13/05/2011

La debilidad del voto miedoso

Este post fue publicado ayer en "Altoparlante"

Durante los últimos días he leído algunos textos sobre el miedo en estas elecciones presidenciales. Basta recordar las últimas conversaciones electorales con amigos o familiares para constatar que por razones diversas, pero casi en igual intensidad, el miedo es decisivo en la toma de partido por el candidato o el voto viciado. Tal vez en este último caso el rechazo prevalece por sobre el miedo, pero el miedo se cola sobre todo cuando más de un amigo se sincera, deja de lado el alpinchismo mentiroso y confiesa que “viciar” también lo aterra.

Gracias a Nino Bariola hoy me topé con un post titulado “Autoayuda contra el miedo a las elecciones 2011” escrito por Rafo León. En este post se menciona el “remedio” para este miedo electoral que si bien ya asomaba las narices en el 2006, este año ha cobrado dimensiones mucho mayores. La gran solución (casi parece obvia): asumir nuestra responsabilidad durante el próximo gobierno. Sea cual sea.

Y es que la fiscalización, la protesta, la investigación, la denuncia, etc. no es labor exclusiva ni de las bancadas de oposición (que casi no existen, o están muy pobremente articuladas), ni de los medios de comunicación (cuya objetividad electoral ha sido deprimente en la mayoría de casos): es también nuestra. Con esto presente, tal vez el camino hacia el lugar de votación sea menos atemorizante o, en todo caso, más racional.

El detalle está en que si nuestra decisión se motiva por el temor (que muchas veces es impulsado por terceros con agendas ocultas) es fácilmente variable. De ahí la volatilidad del electorado y la gran cantidad de indecisos. El temor es un sentimiento que nos torna irracionales y ello nos lleva a cambiar de un extremo a otro por variables tan absurdas como las primeras planas del día, algunos noticieros, o simplemente el color de polo que el candidato usó en cierto spot.

Cuando, dejando de lado el temor tomamos partido por la opción que nos parece correcta (y no solo por miedo a la otra) nuestro voto es más responsable y, por tanto, también la labor que podamos desempeñar como ciudadanos a partir del próximo 28 de julio.
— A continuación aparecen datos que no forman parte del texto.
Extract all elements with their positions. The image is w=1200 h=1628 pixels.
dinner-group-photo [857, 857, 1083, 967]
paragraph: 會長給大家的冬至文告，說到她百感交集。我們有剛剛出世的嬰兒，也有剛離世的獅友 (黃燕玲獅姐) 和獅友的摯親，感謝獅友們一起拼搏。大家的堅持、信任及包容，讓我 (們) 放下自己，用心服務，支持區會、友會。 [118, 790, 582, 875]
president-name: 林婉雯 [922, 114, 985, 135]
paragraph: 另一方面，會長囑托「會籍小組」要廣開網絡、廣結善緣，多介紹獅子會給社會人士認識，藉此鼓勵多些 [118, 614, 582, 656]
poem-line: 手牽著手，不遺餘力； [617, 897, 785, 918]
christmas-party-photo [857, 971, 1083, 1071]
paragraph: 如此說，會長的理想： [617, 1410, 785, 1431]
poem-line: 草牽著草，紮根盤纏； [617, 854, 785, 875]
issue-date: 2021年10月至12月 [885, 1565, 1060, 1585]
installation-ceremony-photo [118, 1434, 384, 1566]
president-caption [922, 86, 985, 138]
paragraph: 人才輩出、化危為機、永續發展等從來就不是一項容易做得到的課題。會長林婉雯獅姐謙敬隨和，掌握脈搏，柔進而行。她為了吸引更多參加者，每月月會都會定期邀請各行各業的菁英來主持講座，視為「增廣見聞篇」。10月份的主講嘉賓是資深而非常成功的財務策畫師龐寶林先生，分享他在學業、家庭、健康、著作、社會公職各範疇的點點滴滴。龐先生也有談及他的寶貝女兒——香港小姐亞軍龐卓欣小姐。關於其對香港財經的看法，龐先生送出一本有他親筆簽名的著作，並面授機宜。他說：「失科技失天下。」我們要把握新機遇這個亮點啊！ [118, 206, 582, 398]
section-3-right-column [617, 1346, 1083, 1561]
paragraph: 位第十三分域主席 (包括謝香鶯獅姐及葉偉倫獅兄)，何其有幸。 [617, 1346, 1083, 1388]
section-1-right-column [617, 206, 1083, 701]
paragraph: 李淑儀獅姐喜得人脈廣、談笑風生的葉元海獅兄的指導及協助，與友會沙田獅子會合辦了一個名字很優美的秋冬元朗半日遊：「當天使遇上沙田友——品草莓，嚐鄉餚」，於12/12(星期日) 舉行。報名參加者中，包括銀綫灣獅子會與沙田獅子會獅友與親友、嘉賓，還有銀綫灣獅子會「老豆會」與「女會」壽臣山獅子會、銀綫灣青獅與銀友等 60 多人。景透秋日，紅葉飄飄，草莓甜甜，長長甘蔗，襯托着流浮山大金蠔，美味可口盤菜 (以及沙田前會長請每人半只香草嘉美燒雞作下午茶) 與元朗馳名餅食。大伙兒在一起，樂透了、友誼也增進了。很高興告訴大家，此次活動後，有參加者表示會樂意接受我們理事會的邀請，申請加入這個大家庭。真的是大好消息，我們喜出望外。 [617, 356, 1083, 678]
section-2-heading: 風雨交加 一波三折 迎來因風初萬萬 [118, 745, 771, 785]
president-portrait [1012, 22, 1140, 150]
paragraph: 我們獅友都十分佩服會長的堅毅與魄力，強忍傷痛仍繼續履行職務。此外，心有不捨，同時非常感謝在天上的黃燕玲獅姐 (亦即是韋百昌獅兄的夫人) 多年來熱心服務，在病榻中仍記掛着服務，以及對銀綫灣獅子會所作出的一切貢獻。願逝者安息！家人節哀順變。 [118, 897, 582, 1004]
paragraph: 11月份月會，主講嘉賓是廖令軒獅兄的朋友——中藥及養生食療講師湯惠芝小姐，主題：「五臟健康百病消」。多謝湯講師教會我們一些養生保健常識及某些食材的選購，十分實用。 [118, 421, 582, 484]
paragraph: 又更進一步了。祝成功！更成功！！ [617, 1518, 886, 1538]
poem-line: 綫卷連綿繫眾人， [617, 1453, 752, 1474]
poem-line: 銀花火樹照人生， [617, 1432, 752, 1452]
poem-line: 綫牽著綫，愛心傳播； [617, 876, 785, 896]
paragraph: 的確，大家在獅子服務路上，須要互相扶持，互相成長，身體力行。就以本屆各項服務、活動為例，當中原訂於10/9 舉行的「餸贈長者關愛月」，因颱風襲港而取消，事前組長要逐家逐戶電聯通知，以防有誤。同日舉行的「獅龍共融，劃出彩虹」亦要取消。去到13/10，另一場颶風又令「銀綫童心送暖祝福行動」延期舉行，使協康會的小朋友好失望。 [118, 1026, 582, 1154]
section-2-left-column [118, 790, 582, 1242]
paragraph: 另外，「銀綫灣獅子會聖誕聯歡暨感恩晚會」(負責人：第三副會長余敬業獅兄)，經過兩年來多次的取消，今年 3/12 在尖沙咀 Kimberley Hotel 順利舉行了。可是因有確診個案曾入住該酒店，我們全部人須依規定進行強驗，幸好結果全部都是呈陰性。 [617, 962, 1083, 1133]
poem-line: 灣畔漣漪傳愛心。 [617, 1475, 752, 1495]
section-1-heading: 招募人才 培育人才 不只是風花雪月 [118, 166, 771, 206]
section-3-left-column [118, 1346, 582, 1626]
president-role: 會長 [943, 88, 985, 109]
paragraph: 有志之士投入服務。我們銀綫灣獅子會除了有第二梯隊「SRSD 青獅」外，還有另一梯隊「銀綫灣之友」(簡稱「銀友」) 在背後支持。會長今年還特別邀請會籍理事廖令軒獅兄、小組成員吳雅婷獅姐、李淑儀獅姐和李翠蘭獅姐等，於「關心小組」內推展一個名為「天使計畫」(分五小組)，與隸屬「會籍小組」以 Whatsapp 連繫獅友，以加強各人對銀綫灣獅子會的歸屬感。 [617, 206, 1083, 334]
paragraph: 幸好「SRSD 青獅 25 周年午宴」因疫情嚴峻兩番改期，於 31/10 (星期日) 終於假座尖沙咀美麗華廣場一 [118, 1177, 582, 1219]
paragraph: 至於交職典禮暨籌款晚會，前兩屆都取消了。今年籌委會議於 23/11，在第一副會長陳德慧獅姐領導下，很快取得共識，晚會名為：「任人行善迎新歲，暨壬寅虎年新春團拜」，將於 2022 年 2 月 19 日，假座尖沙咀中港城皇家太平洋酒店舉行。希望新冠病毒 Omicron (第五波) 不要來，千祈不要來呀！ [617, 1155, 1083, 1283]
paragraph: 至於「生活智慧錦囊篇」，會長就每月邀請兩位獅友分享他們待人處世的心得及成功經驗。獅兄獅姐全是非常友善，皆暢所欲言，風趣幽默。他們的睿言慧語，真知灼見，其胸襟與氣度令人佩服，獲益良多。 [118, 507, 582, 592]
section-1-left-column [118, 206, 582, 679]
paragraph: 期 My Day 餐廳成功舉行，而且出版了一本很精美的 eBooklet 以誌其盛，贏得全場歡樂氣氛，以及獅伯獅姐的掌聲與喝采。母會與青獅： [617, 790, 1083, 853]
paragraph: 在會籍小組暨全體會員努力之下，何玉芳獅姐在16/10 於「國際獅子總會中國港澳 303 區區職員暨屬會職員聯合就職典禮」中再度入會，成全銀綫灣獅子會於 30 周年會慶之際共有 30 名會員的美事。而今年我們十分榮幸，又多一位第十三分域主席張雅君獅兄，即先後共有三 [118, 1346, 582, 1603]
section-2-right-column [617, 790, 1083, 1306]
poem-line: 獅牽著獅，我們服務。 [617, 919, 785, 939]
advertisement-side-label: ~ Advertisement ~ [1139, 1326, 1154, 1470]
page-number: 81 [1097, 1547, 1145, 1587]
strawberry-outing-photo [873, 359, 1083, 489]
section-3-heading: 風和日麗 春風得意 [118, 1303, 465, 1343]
Porque nuestra chamba no acaba el 5 de junio luego de votar, ver el flash electoral y hacer cierto debate con el familiar o amigo que consideró que el “mal menor” no era nuestro elegido. No. Nuestra chamba debiera empezar después porque es verdad que en este contexto si el miedo ha cobrado protagonismo es porque, de alguna manera, ambos candidatos lo promueven y ello indica que deberemos, el próximo quinquenio (como debimos también este) estar vigilantes.

No pretendo decir qué candidato es la mejor opción. Esa es una elección personal basada en los principios o, mejor dicho, las prioridades que damos a estos personalmente. Ahora bien, lo que creo es que, basándome en las últimas encuestas, el ascenso de Keiko Fujimori tiene que ver, justamente, con el aumento del miedo hacia su contendor, lo cual podría indicar que esta subida en las encuestas, si bien importante, es también precaria. En el mismo sentido, la campaña de Ollanta Humala debería apuntar a que sus simpatizantes no lo sean por rechazo a Keiko Fujimori (ello no sumaría lo suficiente), sino por convicción de que Humala es la mejor opción. Es más probable, sin embargo, que Fujimori siga cosechando las simpatías precarias de los votantes atemorizados mientras que Humala, tal vez con el viraje al centro que pretende dar con el nuevo plan de gobierno que presentará mañana, podría empezar a cosechar votos positivos. Ese es el único voto que no es débil.

1 comentarios:

Cecilia dijo...

Si queremos entender a cabalidad las implicancias del voto miedoso, sugiero que lean los comentarios publicados por una persona que escribe con el pseudonimo de Jose Simon Bolivar Marti en el siguiente link: http://www.jaimedealthaus.com/articulos/la-intolerancia-y-la-polarizacion.html
Son varios y un poco extensos pero bien valen la pena pues explican muy bien los riesgos a los que el Peru esta expuesto en estas elecciones. La decision que debemos tomar tiene implicancias mucho mas profundas de lo que imaginamos.